Methods This 4-period, randomised, controlled, crossover trial was undertaken at a UK sleep centre. Adults with mild to moderate OSAH and EDS (Apnoea-Hypopnoea Index (AHI) 5-<30/hour; Epworth Sleepiness Scale score (ESS) > = 9) underwent 6 weeks of treatment with three non-adjustable MADs: self-moulded (SP1); semi-bespoke (SP2); fully-bespoke (bMAD); and 4 weeks no treatment. Primary outcome was AHI scored by a polysomnographer blinded to treatment and analysed by intention to treat. Secondary outcomes included ESS and QoL. Cost effectiveness was evaluated using validated tools, treatment costs and healthcare usage.
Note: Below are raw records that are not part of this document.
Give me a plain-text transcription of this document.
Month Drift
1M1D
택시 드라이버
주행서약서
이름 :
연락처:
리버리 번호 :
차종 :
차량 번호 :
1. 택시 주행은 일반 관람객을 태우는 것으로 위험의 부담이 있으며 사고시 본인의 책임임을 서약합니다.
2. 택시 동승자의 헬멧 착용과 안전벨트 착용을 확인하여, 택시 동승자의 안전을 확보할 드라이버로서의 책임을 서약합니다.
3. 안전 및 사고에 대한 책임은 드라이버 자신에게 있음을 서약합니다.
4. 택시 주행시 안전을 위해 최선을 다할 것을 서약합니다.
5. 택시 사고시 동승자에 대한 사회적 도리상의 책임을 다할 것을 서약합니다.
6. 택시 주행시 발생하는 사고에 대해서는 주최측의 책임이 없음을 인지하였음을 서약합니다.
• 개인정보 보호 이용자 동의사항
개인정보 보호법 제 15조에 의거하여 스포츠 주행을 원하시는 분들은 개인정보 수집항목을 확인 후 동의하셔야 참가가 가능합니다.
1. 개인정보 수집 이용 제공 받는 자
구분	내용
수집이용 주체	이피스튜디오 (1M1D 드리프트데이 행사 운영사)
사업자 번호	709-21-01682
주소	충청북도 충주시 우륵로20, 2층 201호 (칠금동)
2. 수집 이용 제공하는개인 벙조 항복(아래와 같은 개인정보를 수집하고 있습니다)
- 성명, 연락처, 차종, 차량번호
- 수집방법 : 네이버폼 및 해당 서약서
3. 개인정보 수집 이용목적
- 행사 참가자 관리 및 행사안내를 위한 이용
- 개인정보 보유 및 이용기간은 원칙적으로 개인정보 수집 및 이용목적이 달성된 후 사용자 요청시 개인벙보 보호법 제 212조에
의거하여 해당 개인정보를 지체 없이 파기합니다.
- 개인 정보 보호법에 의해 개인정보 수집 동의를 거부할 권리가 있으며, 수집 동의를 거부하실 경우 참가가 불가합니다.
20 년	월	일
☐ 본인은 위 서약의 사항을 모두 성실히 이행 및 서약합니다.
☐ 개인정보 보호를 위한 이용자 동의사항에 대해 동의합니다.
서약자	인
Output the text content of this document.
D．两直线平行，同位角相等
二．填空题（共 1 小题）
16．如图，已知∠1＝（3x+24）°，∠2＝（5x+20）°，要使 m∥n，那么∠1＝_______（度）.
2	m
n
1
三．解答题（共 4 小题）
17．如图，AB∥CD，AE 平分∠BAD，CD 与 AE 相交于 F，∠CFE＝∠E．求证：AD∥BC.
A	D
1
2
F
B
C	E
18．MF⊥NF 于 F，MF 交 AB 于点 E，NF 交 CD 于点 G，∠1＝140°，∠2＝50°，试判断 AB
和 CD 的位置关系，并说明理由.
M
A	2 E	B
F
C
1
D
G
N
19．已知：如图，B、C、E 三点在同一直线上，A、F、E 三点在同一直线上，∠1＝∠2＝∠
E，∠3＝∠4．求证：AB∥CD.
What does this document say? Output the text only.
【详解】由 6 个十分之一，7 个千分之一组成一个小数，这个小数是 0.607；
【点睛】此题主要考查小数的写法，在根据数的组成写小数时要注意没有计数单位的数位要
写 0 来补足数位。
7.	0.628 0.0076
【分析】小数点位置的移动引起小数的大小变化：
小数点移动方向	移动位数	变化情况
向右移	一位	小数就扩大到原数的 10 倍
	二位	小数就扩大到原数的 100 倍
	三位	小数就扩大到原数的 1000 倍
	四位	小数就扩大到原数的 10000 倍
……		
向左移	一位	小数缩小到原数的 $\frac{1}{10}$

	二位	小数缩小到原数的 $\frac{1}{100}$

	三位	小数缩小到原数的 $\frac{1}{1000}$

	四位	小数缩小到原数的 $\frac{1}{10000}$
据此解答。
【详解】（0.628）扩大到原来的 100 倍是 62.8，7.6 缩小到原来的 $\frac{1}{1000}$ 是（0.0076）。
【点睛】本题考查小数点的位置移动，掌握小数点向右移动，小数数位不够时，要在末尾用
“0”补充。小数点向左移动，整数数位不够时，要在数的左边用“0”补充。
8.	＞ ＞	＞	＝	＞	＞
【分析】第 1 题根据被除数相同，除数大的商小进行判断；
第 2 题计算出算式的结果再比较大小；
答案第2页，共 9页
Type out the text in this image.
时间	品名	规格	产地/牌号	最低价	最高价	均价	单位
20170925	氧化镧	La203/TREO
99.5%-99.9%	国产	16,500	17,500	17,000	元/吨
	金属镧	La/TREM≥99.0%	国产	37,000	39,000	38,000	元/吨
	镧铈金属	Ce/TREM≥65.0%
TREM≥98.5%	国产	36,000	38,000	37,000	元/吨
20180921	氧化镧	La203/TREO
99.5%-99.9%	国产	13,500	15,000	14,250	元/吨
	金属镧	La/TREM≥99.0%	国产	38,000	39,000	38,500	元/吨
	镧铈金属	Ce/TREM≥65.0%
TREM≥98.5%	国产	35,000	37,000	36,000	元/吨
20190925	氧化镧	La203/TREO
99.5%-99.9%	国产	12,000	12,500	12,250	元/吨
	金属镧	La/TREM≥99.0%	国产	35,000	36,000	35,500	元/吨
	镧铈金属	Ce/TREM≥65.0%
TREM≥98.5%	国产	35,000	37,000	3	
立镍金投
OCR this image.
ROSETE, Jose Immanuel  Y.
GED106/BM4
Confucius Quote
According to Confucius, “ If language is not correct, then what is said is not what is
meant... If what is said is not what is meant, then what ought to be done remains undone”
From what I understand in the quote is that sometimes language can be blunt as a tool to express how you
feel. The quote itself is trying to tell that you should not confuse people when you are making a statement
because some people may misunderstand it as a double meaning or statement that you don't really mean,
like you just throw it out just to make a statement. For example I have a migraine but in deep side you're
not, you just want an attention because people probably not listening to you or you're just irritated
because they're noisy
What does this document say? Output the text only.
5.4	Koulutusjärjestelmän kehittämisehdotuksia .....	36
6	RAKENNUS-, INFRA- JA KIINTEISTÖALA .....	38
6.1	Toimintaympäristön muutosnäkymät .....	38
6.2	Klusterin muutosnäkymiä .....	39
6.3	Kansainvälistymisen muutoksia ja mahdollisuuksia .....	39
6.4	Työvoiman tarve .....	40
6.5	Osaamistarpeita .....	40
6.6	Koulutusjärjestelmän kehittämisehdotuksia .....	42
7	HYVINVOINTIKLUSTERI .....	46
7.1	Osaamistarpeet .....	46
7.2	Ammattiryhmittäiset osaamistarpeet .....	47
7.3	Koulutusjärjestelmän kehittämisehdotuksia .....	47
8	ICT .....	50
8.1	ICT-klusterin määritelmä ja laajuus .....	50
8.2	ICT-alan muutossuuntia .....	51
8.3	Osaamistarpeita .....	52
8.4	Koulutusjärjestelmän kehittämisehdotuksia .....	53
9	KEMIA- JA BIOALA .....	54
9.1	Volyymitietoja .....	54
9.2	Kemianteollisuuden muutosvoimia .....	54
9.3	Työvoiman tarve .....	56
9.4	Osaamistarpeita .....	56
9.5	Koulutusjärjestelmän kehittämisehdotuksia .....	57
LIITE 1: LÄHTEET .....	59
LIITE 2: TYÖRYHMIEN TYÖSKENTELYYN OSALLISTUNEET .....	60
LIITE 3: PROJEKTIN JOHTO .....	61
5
Results Ninety patients were recruited. Sixteen withdrew before trial end. Seven did not complete any treatment and were excluded from analyses. All devices reduced AHI against no treatment, by 26% (95%CI 11%, 38%, p = 0.001) for SP1 to 36% (95%CI 24%, 45%, p < 0.001) for bMAD. ESS was 1.51 (SP1) to 2.37 (bMAD) lower versus no treatment (p < 0.001 for all). Compliance was lower for SP1 which was unpopular at trial exit. All devices were cost-effective compared with no treatment at a willingness to pay (WTP) of £20,000/quality-adjusted life year (QALY), based on mean costs and QALYs. SP2 was most cost-effective up to a WTP of £39,800/QALY after which, bMAD superseded it. Serious adverse events occurred in four patients (4%).

Conclusions Mandibular Advancement Devices achieve clinically important improvements in mild to moderate OSAH syndrome and are cost effective. A semi-bespoke non-adjustable MAD would appear to be the appropriate first choice in most patients. Future work should explore whether adjustable MADs give additional clinical and cost benefits in this patient group.

Funding NIHR Health Technology Assessment Programme, UK.